Much of fan interest is geography based. Heated rivalries usually involve several ingredients...

1...Relative proximity....... Adjacent states, same state...games like Alabama-Auburn, Ohio St.-Michigan, FSU-Miami, Texas-Oklahoma, Pitt-WVU, Fla-Georgia, etc.

2...Relative parity .....If one team is 19-2 vs another (like FSU-Maryland) hard to get worked up into a rivalry mode.

3...The game means something...regularly playing a program for the division title, conference title, state bragging rights, etc.

Rivalries are not easy to come by....23 years into the ACC and FSU is just now building its only rivalry (Miami existed before ACC). The Clemson game is a budding rivalry.


I think that it is difficult for fans of schools separated as far as New England and Florida are, to build real rivalries. The beauty of the SEC is its compactness. On any given fall saturday, caravans of fans, flags flying, move across the southeast on their way to an opponent's stadium.

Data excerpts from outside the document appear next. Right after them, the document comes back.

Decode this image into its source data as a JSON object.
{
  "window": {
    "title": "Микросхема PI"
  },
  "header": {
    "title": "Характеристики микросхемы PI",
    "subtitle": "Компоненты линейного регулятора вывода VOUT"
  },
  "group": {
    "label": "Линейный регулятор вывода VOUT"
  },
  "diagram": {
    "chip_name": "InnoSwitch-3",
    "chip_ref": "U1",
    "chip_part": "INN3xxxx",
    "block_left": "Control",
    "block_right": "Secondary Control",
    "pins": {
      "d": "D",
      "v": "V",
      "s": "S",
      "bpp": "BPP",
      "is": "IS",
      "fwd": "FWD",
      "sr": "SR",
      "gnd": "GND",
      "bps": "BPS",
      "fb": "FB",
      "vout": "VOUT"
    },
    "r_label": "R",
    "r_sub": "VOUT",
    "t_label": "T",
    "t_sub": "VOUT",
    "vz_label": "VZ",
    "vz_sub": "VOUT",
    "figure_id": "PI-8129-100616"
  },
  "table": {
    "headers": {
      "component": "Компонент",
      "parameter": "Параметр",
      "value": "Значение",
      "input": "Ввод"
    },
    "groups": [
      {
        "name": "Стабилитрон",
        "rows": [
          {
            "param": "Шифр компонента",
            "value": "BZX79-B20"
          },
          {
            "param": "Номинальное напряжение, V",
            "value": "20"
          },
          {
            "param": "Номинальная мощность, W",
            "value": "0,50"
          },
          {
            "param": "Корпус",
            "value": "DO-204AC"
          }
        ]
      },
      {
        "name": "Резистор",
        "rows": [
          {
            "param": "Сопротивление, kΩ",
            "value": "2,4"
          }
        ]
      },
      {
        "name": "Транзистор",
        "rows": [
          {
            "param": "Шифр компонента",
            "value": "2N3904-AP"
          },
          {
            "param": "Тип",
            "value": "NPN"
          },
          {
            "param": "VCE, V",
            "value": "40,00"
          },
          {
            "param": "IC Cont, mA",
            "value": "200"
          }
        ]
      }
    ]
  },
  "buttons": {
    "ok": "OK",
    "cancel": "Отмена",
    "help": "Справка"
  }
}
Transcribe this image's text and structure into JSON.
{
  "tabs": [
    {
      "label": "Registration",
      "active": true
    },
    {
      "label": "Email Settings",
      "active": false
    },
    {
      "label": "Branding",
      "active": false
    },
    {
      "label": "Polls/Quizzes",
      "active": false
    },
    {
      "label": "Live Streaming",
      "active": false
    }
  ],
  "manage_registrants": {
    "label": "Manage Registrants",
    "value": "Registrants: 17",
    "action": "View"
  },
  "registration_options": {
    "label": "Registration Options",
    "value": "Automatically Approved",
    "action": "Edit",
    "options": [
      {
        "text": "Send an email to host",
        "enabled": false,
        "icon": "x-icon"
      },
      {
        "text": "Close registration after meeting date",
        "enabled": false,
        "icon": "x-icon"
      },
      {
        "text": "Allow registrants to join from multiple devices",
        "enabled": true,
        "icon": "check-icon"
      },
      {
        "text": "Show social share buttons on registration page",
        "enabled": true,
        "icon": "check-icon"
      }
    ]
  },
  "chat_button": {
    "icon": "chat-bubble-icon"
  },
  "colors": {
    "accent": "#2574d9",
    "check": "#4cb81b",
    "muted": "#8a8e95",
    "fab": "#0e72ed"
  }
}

I hear what you are saying, but somehow I don't see the SEC as compact. It's 1000 miles between Gainsville, FL and Columbia, MO for a SEC East game. It's 900 miles between Columbia, SC and Columbia, MO. You must be thinking Auburn vs Alabama. That is compact, but so is UNC vs NCState and UVA-VT. I think that if the ACC were to get to 16 teams, it could reorganize the division for more regional competition. I'm glad Clemson has elevated its game enough to make the FSU-Clemson games fun for fans.

BC should support UConn's membership for just this very point of proximity.
 
You hit the nail right on the head with the word 'if.' I am more sold on the idea of UConn getting up to the next level than I am on RU. They've been smack in the middle of a top-flight rcruiting ground for HS sports, but, they've never taken advantage of it. Being in the B1G is no doubt a positive, but, it hasn't helped the likes of Minnesota, Illinois, Indiana, or, Purdue over the long term. Maybe they will be different, but, until they do, I will be a skeptic. Just like I am a skeptic of my own team.
I don't know anything about Florida but my guess would be you are correct and that state would swing according to the relative success of FSU and Florida. But I live in South Carolina and have watched SC Clemson games in many parts of the state at sports bars. The ratio of fans is between 70-80% USC over Clemson at the sports bars which is consistent with what people keep telling me when I do my informal survey of how the state trends.

What is unique about the 20-30% fans in SC that support Clemson is that they are every bit as passionate as the majority of fans supporting the USC teams. They don't have any sense of inferiority and, by their stadium numbers, back up their passion by placing people in the seats.

My uneducated understanding of the support ratio being what it is has less to do about success than about the cultural attitude and demographics of the state. USC is perceived by the average South Carolinian as the every man's university. Clemson is perceive as being more elite. And SC is still in a rebellious cultural attitude towards anything elite and the GDP in the state is in the last percentile of the U.S.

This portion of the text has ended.